Patient data matching functionalities within EHRs often lack the complexities to unify information from disparate and external systems. Poorly designed systems that fail to integrate or communicate with one another exacerbate inefficiencies, causing needless redundancies and generating millions of duplicate and incomplete records that lead to patient safety errors, skewed reporting and analytics, administrative burdens, and lost revenue.
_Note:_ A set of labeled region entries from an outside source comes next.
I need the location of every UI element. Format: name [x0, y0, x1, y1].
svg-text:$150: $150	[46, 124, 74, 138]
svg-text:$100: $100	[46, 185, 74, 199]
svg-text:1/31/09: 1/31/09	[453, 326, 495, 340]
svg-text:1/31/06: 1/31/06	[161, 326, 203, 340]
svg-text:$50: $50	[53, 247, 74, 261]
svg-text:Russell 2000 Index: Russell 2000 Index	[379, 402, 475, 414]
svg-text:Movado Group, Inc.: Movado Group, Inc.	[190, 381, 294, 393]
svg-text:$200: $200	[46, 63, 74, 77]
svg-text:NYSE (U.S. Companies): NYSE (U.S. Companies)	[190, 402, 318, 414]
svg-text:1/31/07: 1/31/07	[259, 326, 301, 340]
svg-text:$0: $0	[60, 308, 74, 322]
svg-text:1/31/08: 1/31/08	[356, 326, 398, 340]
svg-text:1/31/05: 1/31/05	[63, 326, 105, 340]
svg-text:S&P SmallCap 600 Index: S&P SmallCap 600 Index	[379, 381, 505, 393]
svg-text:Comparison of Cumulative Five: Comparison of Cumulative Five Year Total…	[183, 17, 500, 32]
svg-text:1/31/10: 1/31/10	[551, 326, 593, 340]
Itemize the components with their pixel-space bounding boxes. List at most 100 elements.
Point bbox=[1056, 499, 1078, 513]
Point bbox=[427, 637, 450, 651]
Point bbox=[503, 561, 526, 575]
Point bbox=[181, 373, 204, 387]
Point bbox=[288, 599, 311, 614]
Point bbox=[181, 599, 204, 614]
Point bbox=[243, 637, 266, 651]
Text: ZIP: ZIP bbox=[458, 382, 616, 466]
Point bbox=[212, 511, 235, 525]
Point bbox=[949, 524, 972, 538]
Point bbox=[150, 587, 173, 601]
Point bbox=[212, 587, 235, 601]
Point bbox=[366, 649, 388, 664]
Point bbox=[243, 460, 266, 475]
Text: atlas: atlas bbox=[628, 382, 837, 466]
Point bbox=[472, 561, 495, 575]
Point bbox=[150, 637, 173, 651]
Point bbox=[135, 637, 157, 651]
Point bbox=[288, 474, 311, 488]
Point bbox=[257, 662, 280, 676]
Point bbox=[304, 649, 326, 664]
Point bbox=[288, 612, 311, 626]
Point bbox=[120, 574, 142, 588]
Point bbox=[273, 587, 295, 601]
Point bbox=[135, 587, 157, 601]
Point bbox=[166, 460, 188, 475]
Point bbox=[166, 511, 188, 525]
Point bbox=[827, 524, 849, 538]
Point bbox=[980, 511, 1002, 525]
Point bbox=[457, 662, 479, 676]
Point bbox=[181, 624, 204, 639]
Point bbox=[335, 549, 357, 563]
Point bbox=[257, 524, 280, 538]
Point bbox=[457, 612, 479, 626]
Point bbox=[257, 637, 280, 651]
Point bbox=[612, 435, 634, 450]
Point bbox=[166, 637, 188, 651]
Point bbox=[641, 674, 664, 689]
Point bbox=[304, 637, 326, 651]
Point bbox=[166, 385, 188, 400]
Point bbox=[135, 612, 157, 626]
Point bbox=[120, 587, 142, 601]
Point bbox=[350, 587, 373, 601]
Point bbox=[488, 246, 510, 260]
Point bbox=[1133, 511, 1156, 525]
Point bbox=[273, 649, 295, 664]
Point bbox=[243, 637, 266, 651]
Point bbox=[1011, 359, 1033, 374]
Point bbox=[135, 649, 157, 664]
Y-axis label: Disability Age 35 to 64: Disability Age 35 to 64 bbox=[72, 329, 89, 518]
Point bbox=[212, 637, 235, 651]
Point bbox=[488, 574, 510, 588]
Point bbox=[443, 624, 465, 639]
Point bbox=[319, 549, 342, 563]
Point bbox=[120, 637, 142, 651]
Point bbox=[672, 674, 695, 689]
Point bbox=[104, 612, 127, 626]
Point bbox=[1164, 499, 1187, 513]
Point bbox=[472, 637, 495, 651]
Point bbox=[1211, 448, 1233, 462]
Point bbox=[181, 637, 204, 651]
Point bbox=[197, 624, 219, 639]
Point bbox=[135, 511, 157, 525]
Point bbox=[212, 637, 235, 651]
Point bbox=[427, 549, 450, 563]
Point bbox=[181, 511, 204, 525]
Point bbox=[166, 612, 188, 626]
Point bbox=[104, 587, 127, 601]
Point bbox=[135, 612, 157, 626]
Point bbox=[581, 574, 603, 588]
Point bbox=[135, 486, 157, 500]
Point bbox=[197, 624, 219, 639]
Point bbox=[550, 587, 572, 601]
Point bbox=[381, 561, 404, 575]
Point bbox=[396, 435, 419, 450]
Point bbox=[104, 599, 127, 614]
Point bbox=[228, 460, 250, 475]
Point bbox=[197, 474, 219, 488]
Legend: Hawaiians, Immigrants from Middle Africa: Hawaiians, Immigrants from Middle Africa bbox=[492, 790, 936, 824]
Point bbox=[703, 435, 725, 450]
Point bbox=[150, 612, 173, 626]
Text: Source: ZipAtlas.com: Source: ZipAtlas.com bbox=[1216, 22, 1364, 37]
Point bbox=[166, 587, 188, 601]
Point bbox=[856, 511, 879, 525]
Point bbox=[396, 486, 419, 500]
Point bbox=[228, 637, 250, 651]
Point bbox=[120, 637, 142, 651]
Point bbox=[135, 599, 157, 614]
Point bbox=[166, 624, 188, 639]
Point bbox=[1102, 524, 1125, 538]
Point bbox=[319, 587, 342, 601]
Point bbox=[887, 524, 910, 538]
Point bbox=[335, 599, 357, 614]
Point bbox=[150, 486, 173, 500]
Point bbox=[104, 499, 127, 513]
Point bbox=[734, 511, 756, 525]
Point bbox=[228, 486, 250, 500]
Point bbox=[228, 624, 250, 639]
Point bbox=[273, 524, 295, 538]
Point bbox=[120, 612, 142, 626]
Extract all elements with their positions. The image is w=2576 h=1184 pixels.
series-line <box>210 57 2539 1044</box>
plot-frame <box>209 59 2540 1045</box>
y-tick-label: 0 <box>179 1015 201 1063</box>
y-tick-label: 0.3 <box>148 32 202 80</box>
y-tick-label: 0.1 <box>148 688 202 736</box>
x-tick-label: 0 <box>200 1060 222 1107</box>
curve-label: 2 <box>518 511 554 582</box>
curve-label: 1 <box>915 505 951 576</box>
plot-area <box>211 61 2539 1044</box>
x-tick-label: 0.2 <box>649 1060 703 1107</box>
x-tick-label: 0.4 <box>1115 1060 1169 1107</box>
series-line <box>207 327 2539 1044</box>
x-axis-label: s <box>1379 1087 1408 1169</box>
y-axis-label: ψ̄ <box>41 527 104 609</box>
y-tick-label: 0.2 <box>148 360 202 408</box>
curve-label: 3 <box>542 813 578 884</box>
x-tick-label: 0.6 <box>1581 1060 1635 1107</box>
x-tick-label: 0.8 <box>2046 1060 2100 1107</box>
Most data entry errors are preventable but without a centralized data matching system in place to automate record de-duplication and data integrity, hospitals are increasingly placing patients at risk and barring physicians from making informed, life-saving decisions.
Patient matching will become even more difficult and more important in healthcare’s digitized future, as merger and acquisition activity continue to soar, and organizations strive to create a more integrated clinical environment. It’s difficult enough to match patient information and share data when two hospitals use the same EHR vendor or health information exchange. Just imagine the bigger challenge when a hospital using hospital-oriented health IT acquires a physician group using a physician-oriented EHR, or when two widely divergent organizations join forces, as in the mergers of Cigna with Express Scripts and CVS with Aetna.
As we move forward to make interoperability more of a reality, let’s ensure that proper patient matching and identification is an integral part of the process. It will not only improve data quality; it will result in better patient care and outcomes and work to bend the cost of healthcare downward.
Also consider raising this issue during HHS’ open comment period for its Strategy on Reducing Burden Relating to the Use of Health IT and EHRs. Public comments on the draft strategy are due January 28, 2019. Patient matching and its effect on interoperability and patient safety should always be part of the conversation.